Kedua, harus ada indikator dalam mengukur tapal batas antara bercanda dan bullying. Kesimpulan dalam observasi penulis di lapangan, intensi dan respon penerima adalah dua hal yang perlu di perhatikan dalam mengecek apakah ada bullying di dalam sebuah hubungan atau interaksi sosial. Intensi, dalam konteks interaksi sosial, Bercanda dilakukan dengan tujuan positif, yaitu membangun suasana gembira dan penuh tawa, sedangkan bullying merupakan tindakan negatif yang bertujuan untuk mendominasi, mengintimidasi, atau merendahkan individu. Oleh karena itu, penting dalam memahami konteks dan motivasi di balik sebuah tindakan sehingga kita bisa mengidentifikasi dan mengatasi perilaku bullying sejak dini. Lebih lanjut, implikasi buruk bullying luar biasa terhadap kesehatan mental, individu dapat mengalami kecemasan, depresi, dan gangguan stres pascatrauma. Hal-hal tersebut nantinya akan berimplikasi pada penurunan prestasi akademis dan hubungan sosial individu. Respon Penerima, Dalam komunikasi yang sehat, perlu adanya kesadaran dari subjek (baca : manusia) untuk melihat dari sudut pandang orang pertama (bagaimana rasanya menjadi dia, orang itu, pihak penerima). Oleh karena itu, respons dari pihak penerima adalah indikator kunci dalam sebuah interaksi sosial. Dalam bercanda yang sehat, semua pihak merasa nyaman dan terlibat dalam tawa. tetapi, dalam situasi bullying, penerima sering kali merasa tertekan, tersakiti, atau bahkan terisolasi. Di saat individu merasa tersakiti oleh lelucon yang disampaikan, sangat mungkin menjadi tanda bahwa batasan atau toleransi telah dilanggar.

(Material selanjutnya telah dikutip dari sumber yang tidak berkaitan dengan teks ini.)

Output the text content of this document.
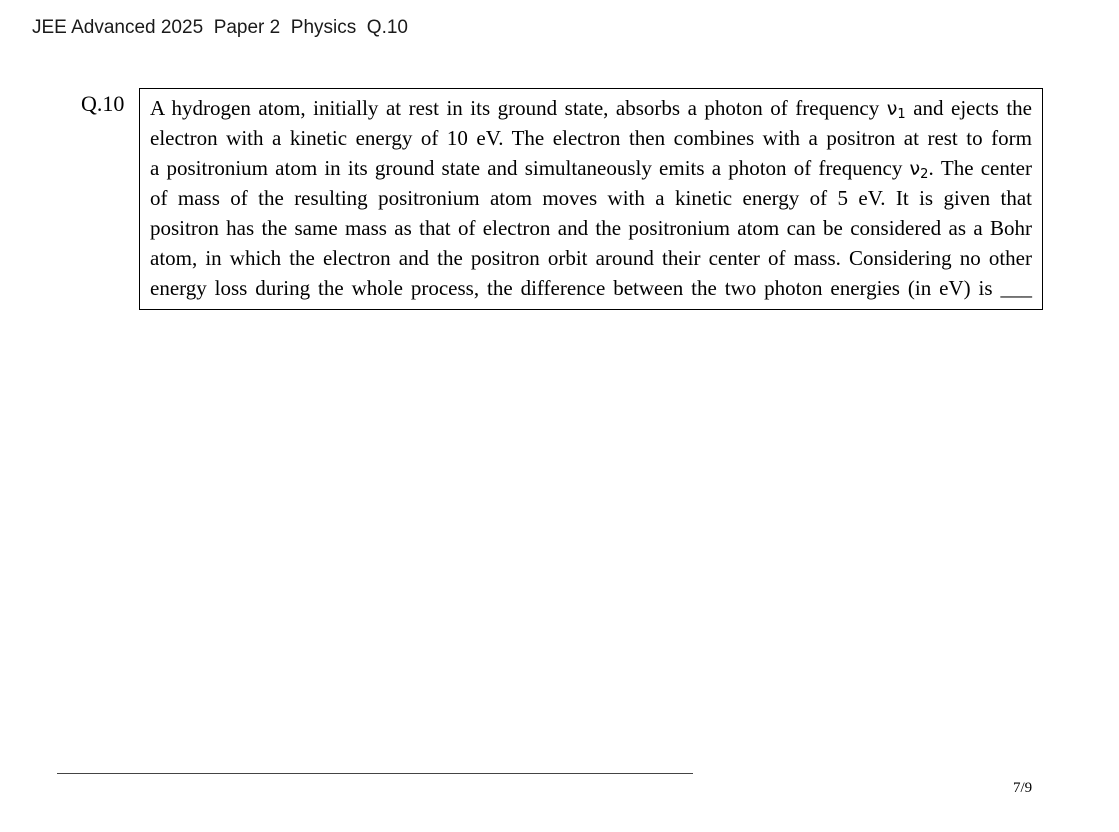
JEE Advanced 2025  Paper 2  Physics  Q.10
Q.10 A hydrogen atom, initially at rest in its ground state, absorbs a photon of frequency $\nu_1$ and ejects the
electron with a kinetic energy of 10 eV. The electron then combines with a positron at rest to form
a positronium atom in its ground state and simultaneously emits a photon of frequency $\nu_2$. The center
of mass of the resulting positronium atom moves with a kinetic energy of 5 eV. It is given that
positron has the same mass as that of electron and the positronium atom can be considered as a Bohr
atom, in which the electron and the positron orbit around their center of mass. Considering no other
energy loss during the whole process, the difference between the two photon energies (in eV) is ___
7/9
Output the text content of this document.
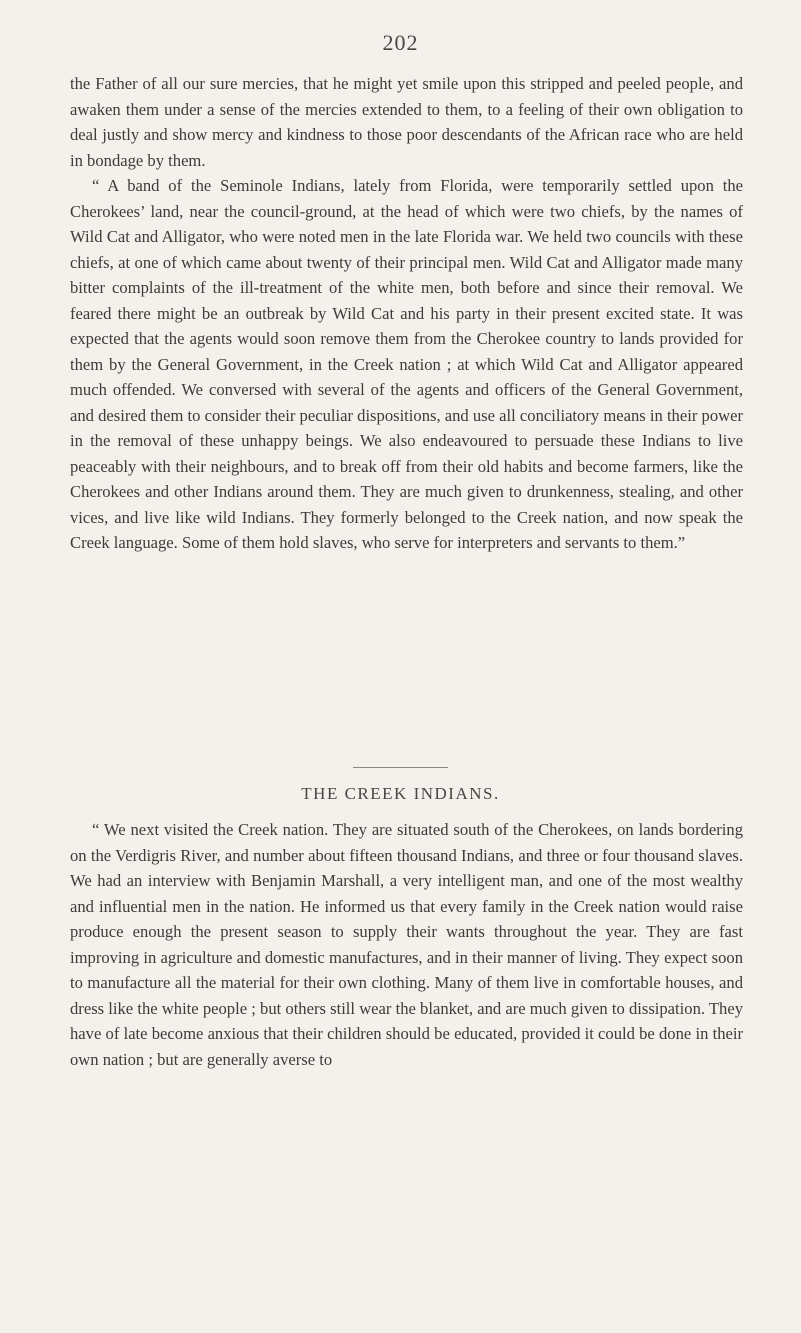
202

the Father of all our sure mercies, that he might yet smile upon this stripped and peeled people, and awaken them under a sense of the mercies extended to them, to a feeling of their own obligation to deal justly and show mercy and kindness to those poor descendants of the African race who are held in bondage by them.

“ A band of the Seminole Indians, lately from Florida, were temporarily settled upon the Cherokees’ land, near the council-ground, at the head of which were two chiefs, by the names of Wild Cat and Alligator, who were noted men in the late Florida war. We held two councils with these chiefs, at one of which came about twenty of their principal men. Wild Cat and Alligator made many bitter complaints of the ill-treatment of the white men, both before and since their removal. We feared there might be an outbreak by Wild Cat and his party in their present excited state. It was expected that the agents would soon remove them from the Cherokee country to lands provided for them by the General Government, in the Creek nation ; at which Wild Cat and Alligator appeared much offended. We conversed with several of the agents and officers of the General Government, and desired them to consider their peculiar dispositions, and use all conciliatory means in their power in the removal of these unhappy beings. We also endeavoured to persuade these Indians to live peaceably with their neighbours, and to break off from their old habits and become farmers, like the Cherokees and other Indians around them. They are much given to drunkenness, stealing, and other vices, and live like wild Indians. They formerly belonged to the Creek nation, and now speak the Creek language. Some of them hold slaves, who serve for interpreters and servants to them.”

THE CREEK INDIANS.

“ We next visited the Creek nation. They are situated south of the Cherokees, on lands bordering on the Verdigris River, and number about fifteen thousand Indians, and three or four thousand slaves. We had an interview with Benjamin Marshall, a very intelligent man, and one of the most wealthy and influential men in the nation. He informed us that every family in the Creek nation would raise produce enough the present season to supply their wants throughout the year. They are fast improving in agriculture and domestic manufactures, and in their manner of living. They expect soon to manufacture all the material for their own clothing. Many of them live in comfortable houses, and dress like the white people ; but others still wear the blanket, and are much given to dissipation. They have of late become anxious that their children should be educated, provided it could be done in their own nation ; but are generally averse to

“Kita makhluk sosial, kita gak mungkin merasa berharga pada diri kita sendiri tanpa melihat dimata orang lain” jawab Fristian Hadinata ketika memberikan pernyataan penutup dalam video tentang konsumerisme – kenapa manusia membeli barang yang lebih dari sekedar nilai tukar dan nilai guna- di channel youtube pinterpolitik. Sepakat dengan pernyataan tersebut, penulis memahami bahwa hal yang wajar jika manusia ingin menunjukkan eksistensinya pada orang lain, tetapi yang penting jangan sampai keterlaluan (menonjol secara berlebihan, egois, superior). Dalam tulisan ini, pembahasan akan berfokus pada peran afirmasi sebagai edukasi, himbauan bagi individu agar berani untuk tidak menormalisasi ketika individu berada dalam sebuah interaksi sosial yang tidak sehat. Kegiatan ini kami bingkai dalam pembiasaan penguatan karakter Sekolah Ramah Anak.

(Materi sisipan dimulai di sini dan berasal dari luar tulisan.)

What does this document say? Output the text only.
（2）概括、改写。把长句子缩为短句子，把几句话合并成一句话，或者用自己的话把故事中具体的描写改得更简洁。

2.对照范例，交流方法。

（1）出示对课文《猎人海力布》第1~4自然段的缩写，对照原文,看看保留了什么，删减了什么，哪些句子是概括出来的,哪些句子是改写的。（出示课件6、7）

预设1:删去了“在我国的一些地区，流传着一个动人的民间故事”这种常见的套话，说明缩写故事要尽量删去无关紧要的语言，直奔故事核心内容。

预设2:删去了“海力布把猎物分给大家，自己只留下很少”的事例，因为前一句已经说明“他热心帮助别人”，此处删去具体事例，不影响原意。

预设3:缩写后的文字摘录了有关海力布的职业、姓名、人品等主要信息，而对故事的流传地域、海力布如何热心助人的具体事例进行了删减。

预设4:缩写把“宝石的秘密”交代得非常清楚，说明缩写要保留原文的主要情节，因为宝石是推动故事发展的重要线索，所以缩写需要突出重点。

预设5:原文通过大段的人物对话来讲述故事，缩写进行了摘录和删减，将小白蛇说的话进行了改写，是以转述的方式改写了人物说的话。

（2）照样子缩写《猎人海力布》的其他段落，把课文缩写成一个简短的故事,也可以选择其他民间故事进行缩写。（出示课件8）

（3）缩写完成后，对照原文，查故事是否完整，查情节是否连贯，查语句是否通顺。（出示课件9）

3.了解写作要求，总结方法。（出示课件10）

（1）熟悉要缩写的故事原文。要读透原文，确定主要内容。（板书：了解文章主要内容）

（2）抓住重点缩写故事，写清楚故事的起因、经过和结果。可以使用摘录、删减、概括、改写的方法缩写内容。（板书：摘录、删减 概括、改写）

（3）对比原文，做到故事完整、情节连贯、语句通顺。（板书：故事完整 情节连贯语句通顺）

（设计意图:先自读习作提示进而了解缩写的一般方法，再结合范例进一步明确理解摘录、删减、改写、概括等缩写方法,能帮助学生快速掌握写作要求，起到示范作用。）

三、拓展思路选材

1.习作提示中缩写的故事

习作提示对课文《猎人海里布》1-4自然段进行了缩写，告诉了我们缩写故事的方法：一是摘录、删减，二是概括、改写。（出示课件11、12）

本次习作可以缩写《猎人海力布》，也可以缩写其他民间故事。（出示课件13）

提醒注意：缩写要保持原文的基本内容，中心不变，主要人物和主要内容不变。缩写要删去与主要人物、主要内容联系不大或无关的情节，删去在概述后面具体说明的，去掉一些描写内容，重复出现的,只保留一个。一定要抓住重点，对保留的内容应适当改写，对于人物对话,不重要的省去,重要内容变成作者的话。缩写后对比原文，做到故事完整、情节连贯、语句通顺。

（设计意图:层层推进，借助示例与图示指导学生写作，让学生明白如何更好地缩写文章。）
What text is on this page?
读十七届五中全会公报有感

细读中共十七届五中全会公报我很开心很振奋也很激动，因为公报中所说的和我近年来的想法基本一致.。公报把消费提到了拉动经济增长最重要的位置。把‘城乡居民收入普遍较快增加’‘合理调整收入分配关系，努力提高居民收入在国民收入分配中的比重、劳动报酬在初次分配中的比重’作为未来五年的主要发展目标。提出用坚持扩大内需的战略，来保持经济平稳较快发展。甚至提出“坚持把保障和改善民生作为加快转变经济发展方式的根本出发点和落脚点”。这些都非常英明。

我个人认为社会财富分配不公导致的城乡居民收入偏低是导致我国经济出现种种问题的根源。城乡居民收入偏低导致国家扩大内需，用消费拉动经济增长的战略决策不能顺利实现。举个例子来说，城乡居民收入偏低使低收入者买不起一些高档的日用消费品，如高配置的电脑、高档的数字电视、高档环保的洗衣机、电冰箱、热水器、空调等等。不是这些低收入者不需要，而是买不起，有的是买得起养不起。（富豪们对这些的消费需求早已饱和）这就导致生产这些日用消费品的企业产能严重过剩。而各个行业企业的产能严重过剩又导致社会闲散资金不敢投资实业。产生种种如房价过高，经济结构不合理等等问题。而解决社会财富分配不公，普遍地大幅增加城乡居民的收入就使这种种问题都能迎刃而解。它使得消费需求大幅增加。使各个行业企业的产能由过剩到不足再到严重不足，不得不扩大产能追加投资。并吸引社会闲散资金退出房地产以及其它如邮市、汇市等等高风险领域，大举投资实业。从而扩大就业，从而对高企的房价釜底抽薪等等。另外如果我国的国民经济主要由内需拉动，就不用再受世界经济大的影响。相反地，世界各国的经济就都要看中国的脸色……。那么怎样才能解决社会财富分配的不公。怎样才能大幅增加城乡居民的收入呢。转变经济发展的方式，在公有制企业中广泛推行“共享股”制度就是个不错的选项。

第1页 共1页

Sebagai bagian dari SMPN 2 Buduran, kami berkomitmen tinggi terhadap pengembangan karakter siswa yang berlandaskan pada nilai-nilai Pancasila. Kami percaya pada pentingnya iman dan takwa kepada Tuhan Yang Maha Esa serta pembinaan akhlak mulia, yang menjadi dasar cita-cita kami dalam membentuk individu yang unggul dan penuh kasih sayang. Keunggulan ini kami wujudkan melalui program pembiasaan penguatan karakter yang terintegrasi, seperti Sekolah Ramah Anak, Adiwiyata, dan Penegak Disiplin. Kegiatan ini kami laksanakan secara konsisten setiap hari Kamis selama 80 menit, menegaskan komitmen kami dalam menciptakan lingkungan pendidikan yang mendukung dan disiplin.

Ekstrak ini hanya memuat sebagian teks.